Pagi

"Pagi... Mwaaah!" Aria akhirnya memutuskan untuk membuka mata kristal biru besarnya yang indah dan langsung mendaratkan ciuman di puting Kaiden karena kepalanya bersandar di dada telanjangnya sepanjang malam, setelah itu dia dengan rakus menyerang bibirnya.

"Siapa sangka gadis pemalu akan berubah menjadi pacar yang begitu manja?" Kaiden bergumam dengan riang saat dia sedang memasak omelet telur di dapur dengan Aria yang masih menempel di pinggangnya—gadis itu menolak melepaskannya. Dia terlihat seperti istri yang tergila-gila pada suaminya yang baru pulang dari perang. Kaiden tidak bisa berbohong; mendapatkan ciuman dan pelukan sensual di pagi hari membuat harinya seratus kali lebih baik, dan hari baru saja dimulai.

"Hehehe... Sepertinya aku menyukaimu lebih dari yang kukira..."

"Pagi. Ugh!" Lux melenggang masuk ke ruangan tapi meringis ketika melihat sosok kakak perempuannya.

Kaiden cukup pengertian untuk mengenakan celana karena dia mengharapkan mereka akan terganggu saat berada di area umum, tapi dia bertelanjang dada karena permintaan (tuntutan) kekasihnya yang haus kasih sayang.

Namun, alasan reaksi Lux bukanlah karena dia jijik melihat pasangan yang berpelukan, melainkan karena Kaiden mengirimkan pesan peringatan kepada remaja itu di mana dia mengaku telah tidak sengaja mengadu.

"Nona muda, apakah ada sesuatu yang ingin kamu katakan padaku?" Aria bertanya dengan nada manis, meskipun baik Kaiden maupun Lux tahu bahwa itu hanyalah topeng belaka.

"Uhm... Aku makan burger besar, porsi besar kentang goreng, dan minum banyak cola..." dia mengakui kesalahannya sambil gelisah memainkan jarinya, meskipun sepertinya ada sesuatu yang terlintas di kepalanya karena di saat berikutnya, matanya bersinar. Lux menemukan cara untuk membalas. "Aku pantas mendapatkannya karena sudah banyak membersihkan kemarin!"
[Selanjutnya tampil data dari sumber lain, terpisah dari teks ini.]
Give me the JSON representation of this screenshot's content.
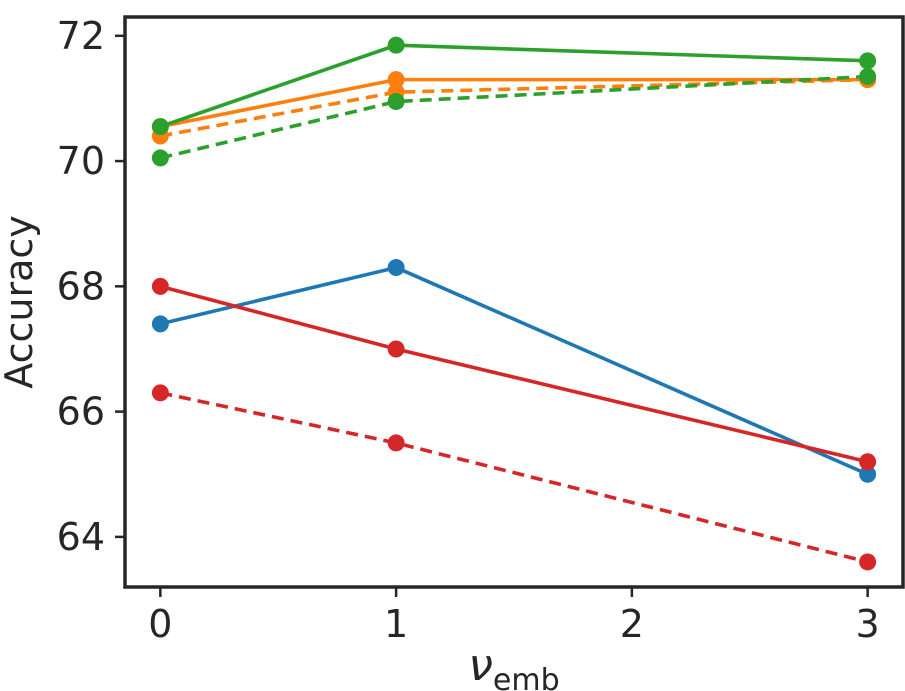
{
  "chart_data": {
    "type": "line",
    "title": "",
    "xlabel": "ν",
    "xlabel_sub": "emb",
    "ylabel": "Accuracy",
    "xlim": [
      -0.15,
      3.15
    ],
    "ylim": [
      63.2,
      72.3
    ],
    "xticks": [
      0,
      1,
      2,
      3
    ],
    "xtick_labels": [
      "0",
      "1",
      "2",
      "3"
    ],
    "yticks": [
      64,
      66,
      68,
      70,
      72
    ],
    "ytick_labels": [
      "64",
      "66",
      "68",
      "70",
      "72"
    ],
    "x": [
      0,
      1,
      3
    ],
    "series": [
      {
        "name": "blue-solid",
        "color": "#1f77b4",
        "dashed": false,
        "values": [
          67.4,
          68.3,
          65.0
        ]
      },
      {
        "name": "red-solid",
        "color": "#d62728",
        "dashed": false,
        "values": [
          68.0,
          67.0,
          65.2
        ]
      },
      {
        "name": "red-dashed",
        "color": "#d62728",
        "dashed": true,
        "values": [
          66.3,
          65.5,
          63.6
        ]
      },
      {
        "name": "orange-solid",
        "color": "#ff7f0e",
        "dashed": false,
        "values": [
          70.55,
          71.3,
          71.3
        ]
      },
      {
        "name": "orange-dashed",
        "color": "#ff7f0e",
        "dashed": true,
        "values": [
          70.4,
          71.1,
          71.3
        ]
      },
      {
        "name": "green-dashed",
        "color": "#2ca02c",
        "dashed": true,
        "values": [
          70.05,
          70.95,
          71.35
        ]
      },
      {
        "name": "green-solid",
        "color": "#2ca02c",
        "dashed": false,
        "values": [
          70.55,
          71.85,
          71.6
        ]
      }
    ]
  }
}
Kaiden tidak bisa menahan tawa riangnya. Lux ada benarnya. Dia ingin membantu adik perempuan itu, jadi dia dengan tegas mencubit pipi kiri bokong Aria, yang tidak terlihat oleh Lux, dengan tangan bebasnya dan meremasnya beberapa kali. "Dia benar-benar banyak membantu."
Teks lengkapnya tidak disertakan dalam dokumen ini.